Çocuk sahibi olanlar bilir; bir bebek dünyaya geldiğinde, başta bir biberon ve süt hayatta kalması için yeterlidir; ancak onun da gün geçtikçe artacaktır istekleri. Öyle ya, o da can ve o da yaşamak için bir şeylerle beslenmeli. Bir anten misali kullandığı tek parmağı neyi işaret ediyorsa o dur onun gereksinimi. Kimi zaman bir yudum su, kimi zaman da biraz mama…Kimi zaman anne kucağının sıcaklığı, kimi zaman baba şefkati.
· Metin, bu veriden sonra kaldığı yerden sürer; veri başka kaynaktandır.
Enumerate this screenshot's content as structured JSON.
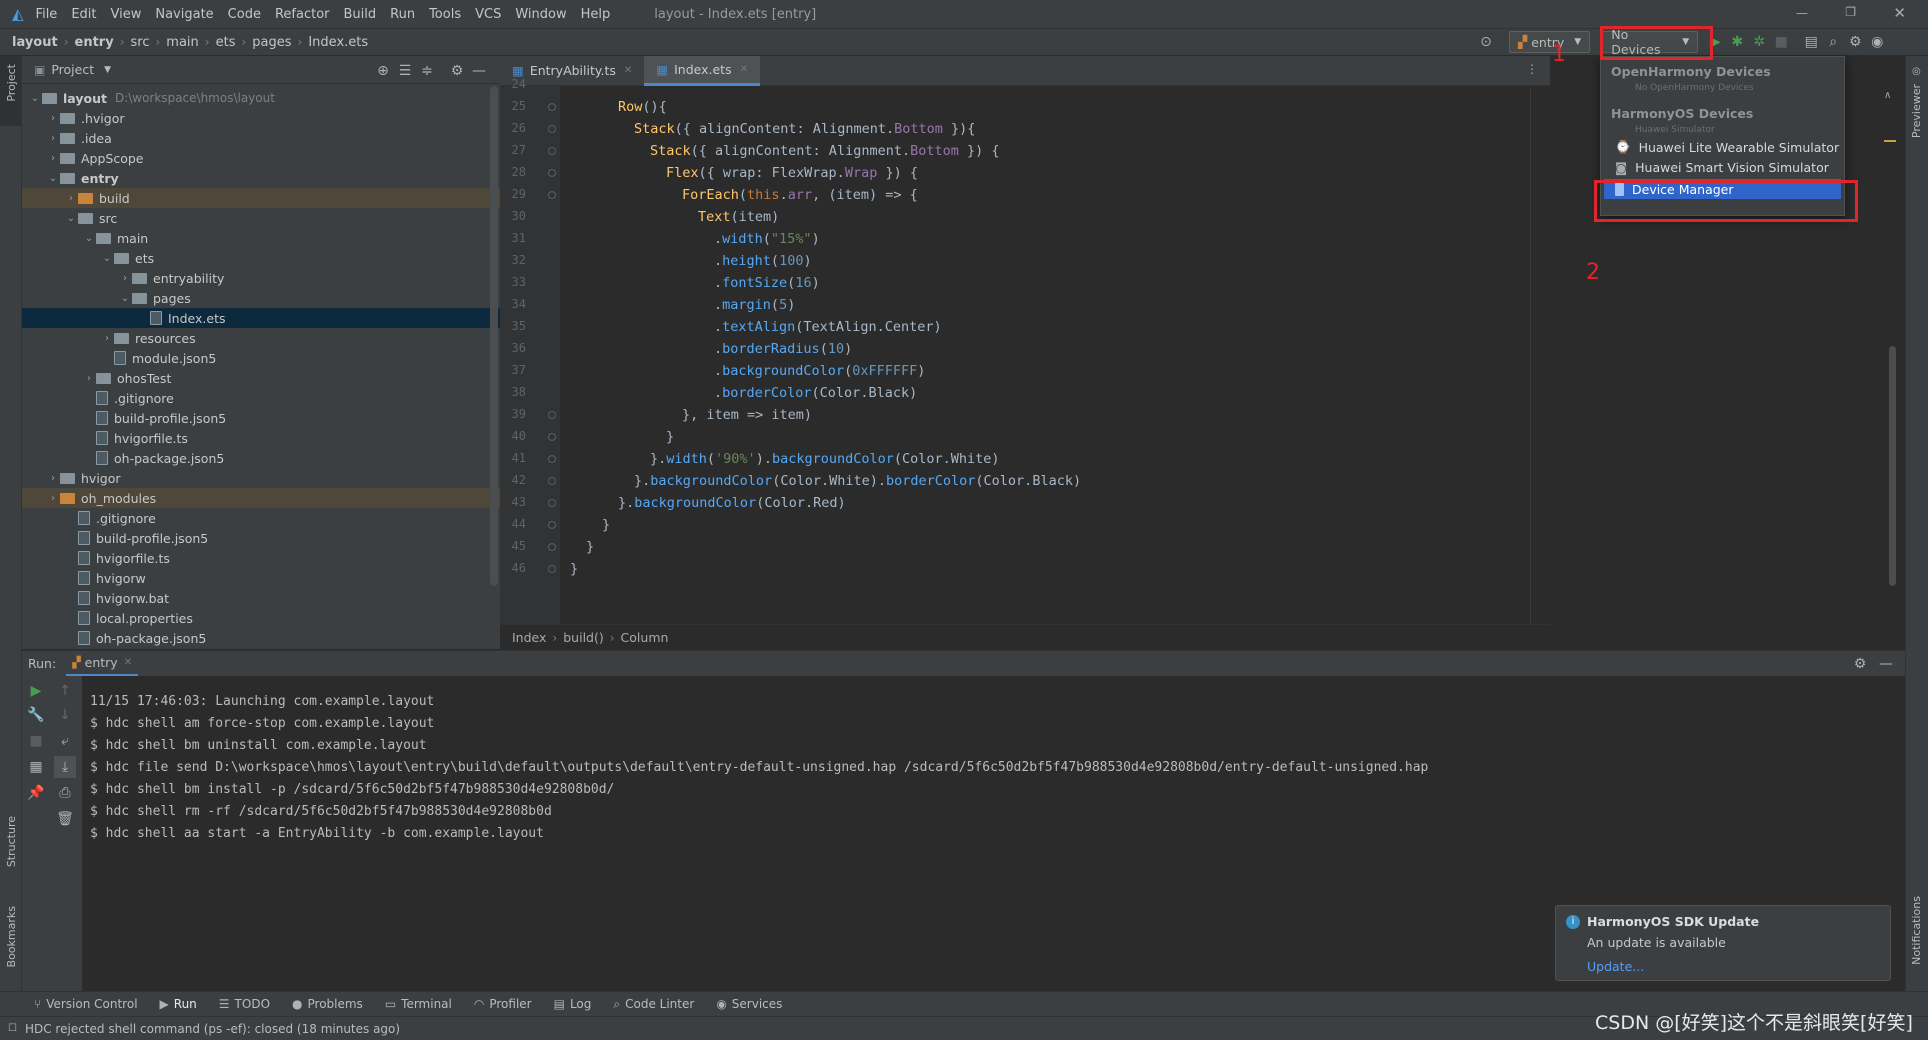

Gün gelip ayaklandığında minicik elini tutturmak ister düşmemek için…Kendini güvene alması gerekir. Ayaklandı mı bir kere koşarcasına getirmeye çalışır gerisini. Karnı tok, içi rahatsa. . Nasıl olsa, düşeceği zaman tutanı olacağına duyduğu güvenle. Gerisi?
Gerisi kolay dostlar…Eğitimle, deneyimle gelir gerisi, yeter ki; ayaklanana kadar karnı tok kendisi güvende olsun.
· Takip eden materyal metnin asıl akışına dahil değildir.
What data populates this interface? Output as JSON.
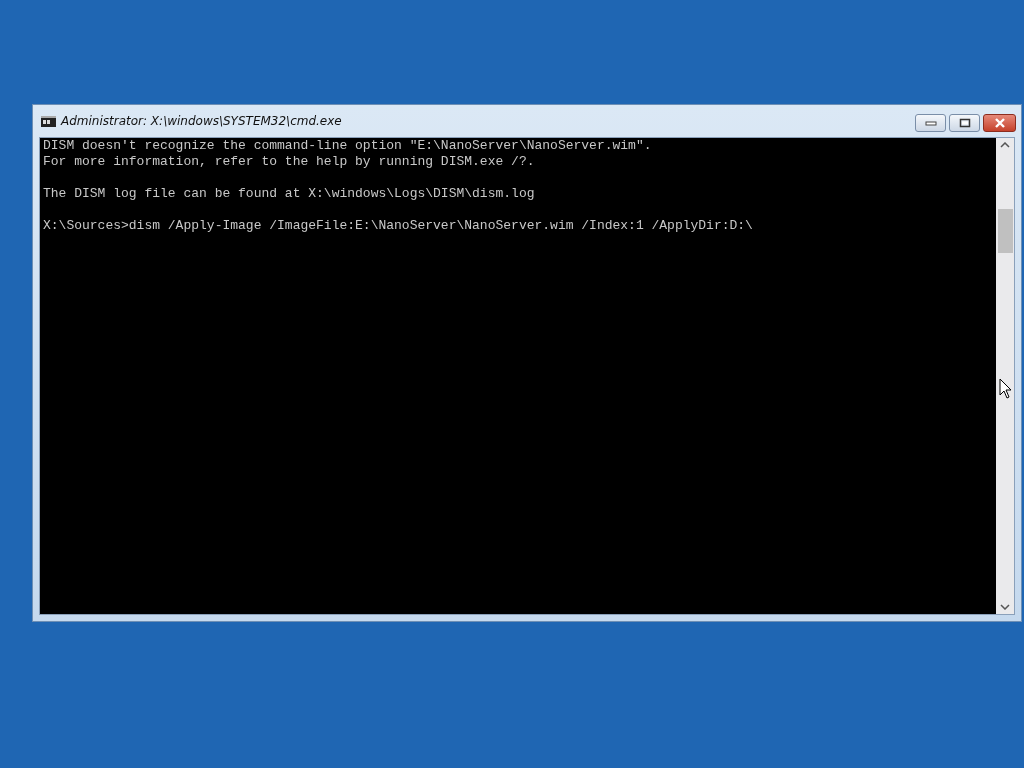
{
  "window": {
    "title": "Administrator: X:\\windows\\SYSTEM32\\cmd.exe"
  },
  "console": {
    "blocks": [
      [
        "DISM doesn't recognize the command-line option \"E:\\NanoServer\\NanoServer.wim\".",
        "For more information, refer to the help by running DISM.exe /?."
      ],
      [
        "The DISM log file can be found at X:\\windows\\Logs\\DISM\\dism.log"
      ],
      [
        "X:\\Sources>dism /Apply-Image /ImageFile:E:\\NanoServer\\NanoServer.wim /Index:1 /ApplyDir:D:\\"
      ]
    ]
  }
}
ARÜSDER’i de, fuarı da tıpkı bir bebek gibi düşünmeliyiz. Sizlere duyulan, sizlerden alınan güvenle yürüyecek. İlginiz, emeğinizle güçlenecek. Yeter ki, emek koyalım… İyi niyetle gücümüze güç katmaya çalışalım ve en önemlisi inancımızı hiçbir zaman kaybetmeyelim.
İnanıyorum ki; fuarımız, gelecek sene çok daha başarılı olacaktır. Bunu bana söyleten kuru kuruya duyduğum bir güçlü güven değil, sizlersiniz dostlar. Bu işe ömür vermiş, inanmış büyüklerimiz.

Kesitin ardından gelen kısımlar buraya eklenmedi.